The dilemma for operators is just how many limited company agency drivers would pack in altogether if HMRC outlawed the practice? Would limited company drivers used to the wage they can earn drop down to those on offer as a full-time employee?
Downton Transport recently reported taking a hit on profits due to their reliance on agency drivers. Ask them, they’ll tell you there’s a shortage of operator employed drivers. Its threadbare in places but there are also areas where the effect is not as visible. If you’re an operator with 400 trucks and you need 25 agency drivers every day then you’ll need some convincing that there isn’t a driver shortage.
I’m afraid I have a different perspective.
The reason drivers who are accustomed to agency work will not apply for full-time or permanent positions, is because they know the conditions under which the full-timers work, and they’re not willing to accept them. On an agency, it is the driver (to a large extent) who determines the days on which he works, the times at which he starts, and if he needs a day off at short notice then he can insist upon it, and if there is any nonsense then he can go elsewhere the next day.
It is also not unusual that if a smaller employer is considering taking on an agency driver, the employer expects there to be a significant drop in hourly rate rather than matching it more or less - this is when there is no question of the agency’s rate being any sort of premium rate, it is simply the going rate.
The idea that most drivers go to agencies simply because they offer limited company status I think is laughable - and most agencies pressure the driver to do so, not the other way around. In any case, that does not contribute to any shortage - it’s simply a different way of employing the same workforce. If an agency puts out the call for good permanent positions with a reputable employer, they’ll have no problem finding candidates. The reason employers cannot find those candidates for their own permanent offers is because guys are simply not having the pay and conditions offered.
Amongst leaving full-timers I’ve spoken to, none of them report leaving to go onto an agency - they say they’re leaving to go back into other trades they held previously, like mechanical fitting.
The fact that employers can still find drivers on agencies at short notice (i.e. the evening before a morning start) shows that there’s no shortage out there whatever.

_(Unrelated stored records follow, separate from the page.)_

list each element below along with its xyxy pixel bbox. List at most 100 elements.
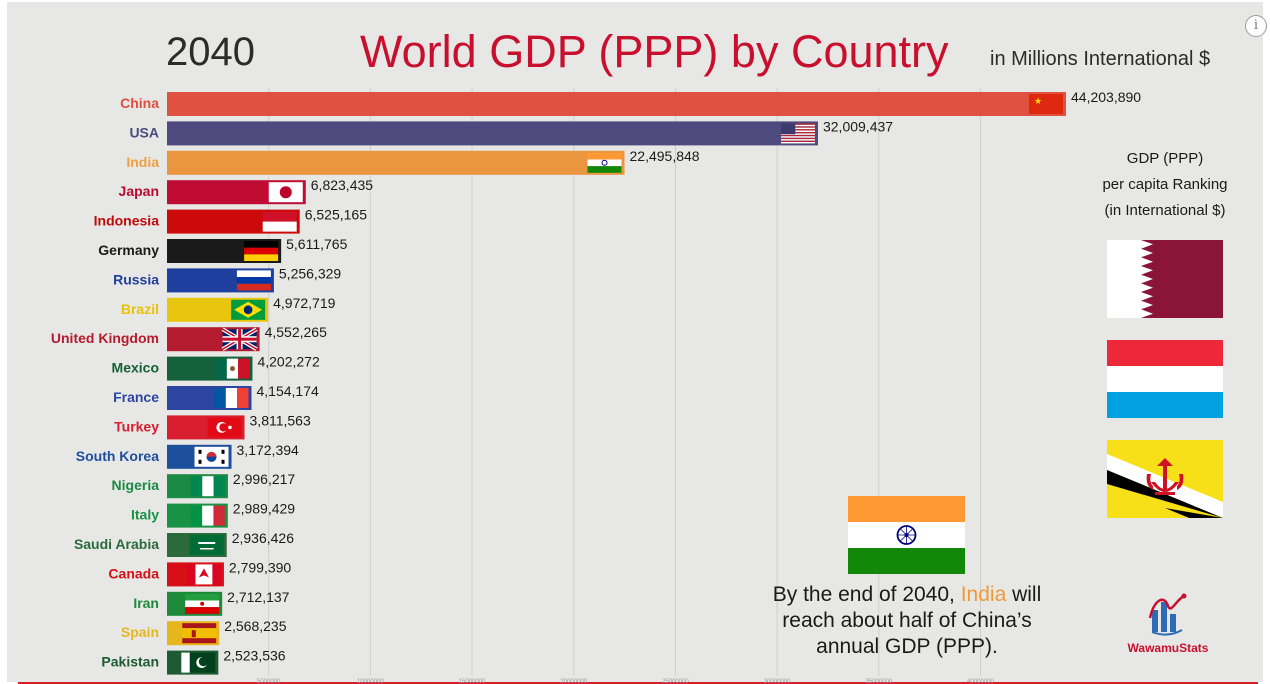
- value-label: 2,712,137: [227, 589, 289, 605]
- progress-line: [18, 682, 1258, 684]
- bar-group: South Korea 3,172,394: [76, 442, 299, 469]
- per-capita-title: GDP (PPP) per capita Ranking (in Interna…: [1090, 146, 1240, 224]
- bar-group: Russia 5,256,329: [113, 265, 341, 293]
- bar-group: ★ China 44,203,890: [120, 89, 1141, 116]
- category-label: China: [120, 95, 159, 111]
- value-label: 2,996,217: [233, 471, 295, 487]
- bar-india: [167, 150, 625, 175]
- bar-group: Spain 2,568,235: [121, 618, 287, 646]
- india-flag-icon: [587, 152, 622, 173]
- x-tick-label: 25000000: [662, 679, 689, 684]
- svg-text:★: ★: [1034, 96, 1042, 106]
- bar-group: USA 32,009,437: [129, 118, 893, 146]
- caption-text: By the end of 2040,: [772, 583, 961, 606]
- value-label: 32,009,437: [823, 118, 893, 134]
- logo-icon: [1148, 593, 1187, 636]
- x-tick-label: 40000000: [967, 679, 994, 684]
- turkey-flag-icon: [207, 417, 242, 438]
- category-label: Mexico: [112, 360, 159, 376]
- category-label: Iran: [133, 595, 159, 611]
- category-label: South Korea: [76, 448, 159, 464]
- bar-group: India 22,495,848: [126, 148, 700, 175]
- year-label: 2040: [166, 30, 255, 74]
- bar-group: Italy 2,989,429: [131, 501, 295, 528]
- logo-text: WawamuStats: [1127, 641, 1209, 655]
- saudi-arabia-flag-icon: [189, 535, 224, 555]
- value-label: 3,172,394: [237, 442, 299, 458]
- bar-group: Pakistan 2,523,536: [101, 648, 286, 675]
- category-label: Brazil: [121, 301, 159, 317]
- bar-group: Canada 2,799,390: [108, 559, 291, 587]
- per-capita-title-line: GDP (PPP): [1126, 150, 1204, 167]
- per-capita-title-line: (in International $): [1104, 202, 1226, 219]
- italy-flag-icon: [190, 505, 225, 526]
- value-label: 44,203,890: [1071, 89, 1141, 105]
- bar-group: France 4,154,174: [113, 383, 319, 410]
- category-label: Canada: [108, 565, 159, 581]
- value-label: 4,552,265: [265, 324, 327, 340]
- value-label: 5,256,329: [279, 265, 341, 281]
- bar-group: Brazil 4,972,719: [121, 295, 336, 322]
- bar-usa: [167, 121, 818, 146]
- wawamustats-logo: WawamuStats: [1118, 592, 1218, 655]
- value-label: 6,823,435: [311, 177, 373, 193]
- value-label: 4,154,174: [256, 383, 318, 399]
- category-label: Indonesia: [94, 213, 160, 229]
- bar-china: [167, 92, 1066, 116]
- usa-flag-icon: [780, 123, 815, 144]
- iran-flag-icon: [185, 593, 220, 614]
- bar-group: United Kingdom 4,552,265: [51, 324, 327, 352]
- caption-country: India: [960, 583, 1007, 606]
- value-label: 2,523,536: [223, 648, 285, 664]
- value-label: 4,202,272: [257, 354, 319, 370]
- caption-text: will reach about half of China’s annual …: [782, 583, 1042, 658]
- germany-flag-icon: [244, 241, 279, 261]
- x-tick-label: 35000000: [865, 679, 892, 684]
- uk-flag-icon: [221, 327, 258, 351]
- mexico-flag-icon: [215, 358, 250, 379]
- x-tick-label: 20000000: [560, 679, 587, 684]
- category-label: Italy: [131, 507, 159, 523]
- brazil-flag-icon: [231, 299, 266, 320]
- x-tick-label: 5000000: [257, 679, 281, 684]
- luxembourg-flag: [1107, 340, 1223, 418]
- value-label: 2,989,429: [233, 501, 295, 517]
- units-label: in Millions International $: [990, 48, 1211, 70]
- category-label: Russia: [113, 271, 159, 287]
- value-label: 3,811,563: [250, 412, 311, 428]
- pakistan-flag-icon: [181, 652, 216, 673]
- bar-group: Nigeria 2,996,217: [112, 471, 295, 499]
- category-label: Saudi Arabia: [74, 536, 159, 552]
- russia-flag-icon: [236, 270, 271, 291]
- bar-group: Turkey 3,811,563: [114, 412, 311, 440]
- bar-group: Mexico 4,202,272: [112, 354, 320, 381]
- category-label: Turkey: [114, 418, 159, 434]
- value-label: 5,611,765: [286, 236, 347, 252]
- indonesia-flag-icon: [262, 211, 297, 232]
- x-tick-label: 10000000: [357, 679, 384, 684]
- per-capita-title-line: per capita Ranking: [1102, 176, 1228, 193]
- bar-group: Germany 5,611,765: [98, 236, 348, 263]
- highlight-caption: By the end of 2040, India will reach abo…: [752, 582, 1062, 660]
- canada-flag-icon: [186, 564, 221, 585]
- category-label: Pakistan: [101, 654, 159, 670]
- bar-group: Indonesia 6,525,165: [94, 207, 367, 234]
- chart-title: World GDP (PPP) by Country: [360, 26, 949, 77]
- category-label: United Kingdom: [51, 330, 159, 346]
- value-label: 2,936,426: [232, 530, 294, 546]
- category-label: Nigeria: [112, 477, 160, 493]
- category-label: Germany: [98, 242, 159, 258]
- x-tick-label: 30000000: [764, 679, 791, 684]
- bar-group: Saudi Arabia 2,936,426: [74, 530, 294, 557]
- value-label: 4,972,719: [273, 295, 335, 311]
- brunei-flag: [1107, 440, 1223, 518]
- value-label: 2,799,390: [229, 559, 291, 575]
- x-tick-label: 15000000: [459, 679, 486, 684]
- bar-group: Japan 6,823,435: [119, 177, 373, 205]
- category-label: Japan: [119, 183, 159, 199]
- nigeria-flag-icon: [190, 476, 225, 497]
- japan-flag-icon: [268, 182, 303, 203]
- info-icon[interactable]: i: [1245, 15, 1267, 37]
- bar-group: Iran 2,712,137: [133, 589, 290, 616]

Indeed, the sort of complaints I’ve heard is that bosses can’t fill the 1am start slot on the agency - when they’re only offering plain time. If you’ve got 400 trucks, the idea that you need 25 agency drivers every day is ludicrous - you need 25 additional full-timers. Indeed, a 6% variance in demand (if the 25 were not actually needed every day) could easily be handled with normal overtime, if the industry was not already generally thrashing it’s full-timers with overtime to begin with.
The truth about the “shortage” is that if it isn’t hurting it isn’t working. True shortage conditions will drive crap employers into bankruptcy and there will be a number of providers leaving the market, not simply tickling their feet with a few difficulties filling graveyard shifts, and drivers would be able to go knocking door to door and be immediately hired at the first one.
As for apprenticeships, the purpose of these is simply to reinforce the surplus (or stem it’s reduction somewhat), and there are significant tax breaks and government incentives available for running the schemes (even if the apprentice walks straight out the door at the end). Additionally, it’s purpose is political, to demonstrate that the industry is doing something about it’s own claimed shortage, after the MPs told the lobby groups to go and swivel when they went to Westminster with the begging bowl.
Also, in any industry, the existence of training schemes and apprenticeships is not evidence of a shortage - it is simply to replace natural wastage (deaths, sickness retirements, and so on). The fact that haulage had no such schemes for so long, shows the gravity of the surplus they have been working with.